I don't understand the emphasis here on vertical scaling. Move a database to a bigger machine = more storage and faster querying. Not exactly rocket science. Horizontal scaling is the real challenge here, and the complexity of vector indexes makes it especially challenging. Milvus and Vertex AI both have horizontal scaling ANN search and the ability to do parallel indexing as well. I appreciate the post but this doesn't seem worthy of an announcement.
Completely true. You have to understand the economics behind this to see why their claim is hyperbole at best and flat out misleading at worst. The fundamentals of scalable vector search is that you are dealing with potentially huge dimensionality and huge datasets, that means that memory consumption will be huge even for a modest (by today's standards) datasets. This problem has garnered lots of research attention, so making such a bold claim makes you think what Pinecone has under the hood that others don't.
Pinecone is VC backed and they have taken in to the tune of $50M in funding. They have to claim the "first" in solving these challenging technical problem, otherwise they'd have to really explain that their "secret source" is not really ground-breaking but relying on a series of open-source components under the hood. VCs wouldn't want to be backing yet another donkey in the derby. The truth is that solutions like FAISS, ScaNN, Weaviate, Quadrant, ANNOY and co. are working on this problem on a much more fundamental level. Pinecone and Google vertex matching AI are working on it on a application level. If Pinecones's solution is truly groundbreaking, they'd publish it in a more scientifically rigorous way. So these claims are to be taken with a grain of salt for what they are: developer evangelism/marketing speak.
I led a prod project that uses FAISS at a bank. A huge amount of the work was about making the index practical in a real IT environment. For example we had to build a sharding system to allow it to scale, but also to allow it to be rebuilt with 0 down time. There were many other significant engineering steps required to get it depolyed.

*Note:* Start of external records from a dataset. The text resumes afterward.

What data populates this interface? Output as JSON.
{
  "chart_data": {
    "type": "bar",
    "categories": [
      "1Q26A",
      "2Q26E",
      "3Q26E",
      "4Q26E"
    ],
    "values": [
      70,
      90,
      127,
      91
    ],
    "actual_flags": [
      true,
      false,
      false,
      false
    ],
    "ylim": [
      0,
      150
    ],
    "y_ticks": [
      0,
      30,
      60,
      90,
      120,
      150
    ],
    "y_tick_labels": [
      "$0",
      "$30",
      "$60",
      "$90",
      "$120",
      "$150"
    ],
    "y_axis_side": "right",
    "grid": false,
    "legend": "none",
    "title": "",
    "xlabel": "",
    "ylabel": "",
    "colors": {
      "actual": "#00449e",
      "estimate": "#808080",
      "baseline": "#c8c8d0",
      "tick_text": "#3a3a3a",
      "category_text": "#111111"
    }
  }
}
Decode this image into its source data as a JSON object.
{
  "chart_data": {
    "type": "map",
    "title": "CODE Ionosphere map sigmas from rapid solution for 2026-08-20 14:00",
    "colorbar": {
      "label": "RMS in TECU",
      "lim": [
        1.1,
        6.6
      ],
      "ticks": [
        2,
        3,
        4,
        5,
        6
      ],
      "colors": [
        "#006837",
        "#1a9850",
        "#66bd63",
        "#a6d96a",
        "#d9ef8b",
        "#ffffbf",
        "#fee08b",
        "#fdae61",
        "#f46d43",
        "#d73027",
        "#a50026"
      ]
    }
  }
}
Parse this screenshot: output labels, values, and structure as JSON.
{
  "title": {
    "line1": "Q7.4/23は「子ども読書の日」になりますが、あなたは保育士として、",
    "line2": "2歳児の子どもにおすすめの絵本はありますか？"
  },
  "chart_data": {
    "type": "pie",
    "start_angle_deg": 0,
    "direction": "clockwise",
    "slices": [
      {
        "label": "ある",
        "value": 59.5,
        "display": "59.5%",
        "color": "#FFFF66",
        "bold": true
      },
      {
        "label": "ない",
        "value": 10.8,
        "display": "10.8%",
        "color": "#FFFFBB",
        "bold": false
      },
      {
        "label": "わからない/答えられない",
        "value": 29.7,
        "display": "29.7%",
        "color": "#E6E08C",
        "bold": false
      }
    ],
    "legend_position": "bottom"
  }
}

So, I would say that if Pinecone could solve these problems they don't need to have fundamental breakthrough performance vs the open source systems. On top of that, as every dev knows, there are a bunch of hygiene components and features that prod software wants - connectors, admin interfaces, utilities. $50m is probably a bit low to cover all of these and the marketing to be honest - but it will go a long long way and I guess that there's series B funding to get over the line if they don't sell out.
On the otherhand they must avoid over-committing to the indexing approaches of today because if someone does make an algorithmic step forward and Pinecone don't / can't take advantage then the features that they provide that enable deployment are a matter of engineering. Also, at the end of the day I think vectorDB's are going to be an important niche in the enterprise and not at the scale of data warehouses, lakes, or application DB's. I think that fitting them into the enterprise IT puzzle scape is going to be very important in making them commercially successful and good VC investments.
This sounds like a perfect job for jina.ai -> sharding, redudancy, automatic up- and down scaling, security features and most importantly: flexibility to use and switch whatever (vector) database
https://jina.ai/
Bigger machine doesn't automatically mean higher performance. The code needs to scale with the increased number of cores, has share-nothing or share-very-little approach to avoid contention, and uses efficient data structure to utilize the increased memory.
Larger disk space does help effortlessly scale storage in single-node systems, but I agree with you that shared nothing (and/or shared something) is a necessary step for extracting maximum performance on a larger machine. When it comes to distributed architectures, shared nothingness is important as well. The decoupling of storage from compute and stateless from stateful helps minimize resource allocation when it comes to billion-scale vector storage, indexing, and search. Milvus 2.0 implements this type of architecture - here's a link to our VLDB 2022 paper, if you're interested: https://arxiv.org/abs/2206.13843
Just having "moar disk!" ≠ "scalability." Because unlike running single-thread on a shard-per-core [or hyperthread] basis, aligning NUMA memory to those cores, etc., there's no way to make your storage "shared-nothing."
At ScyllaDB we've put years of non-trivial effort into IO scheduling to optimize it for large amounts of storage. You also need to consider the type of workload. Because optimizing for reads, writes, or mixed workloads are all different beasties.
I agree in the typical case, but they support concurrent add/delete one of their index options. Handling consistency/contention for modifying whatever graph/tree/etc structure they are using is probably nontrivial, and the resulting cache invalidations would also likely affect the QPS.
P.S. Great work on your site, by the way - it's a really inspiring project!
Seems to me you can do that in a way that ensures low contention between consumers by using a read-biased MRSW lock. It's not free such a construction, but it really shouldn't eat into your read performance all that much. You're adding hundreds of nanoseconds to your query time by acquiring and releasing a lock. Unless you're already serving millions of queries per second per thread, this is piss in the ocean.
> With vertical scaling, pod capacities can be doubled for a live index with zero downtime. Pods are now available in different sizes — x1, x2, x4, and x8 — so you can start with the exact capacity you need and easily scale your index.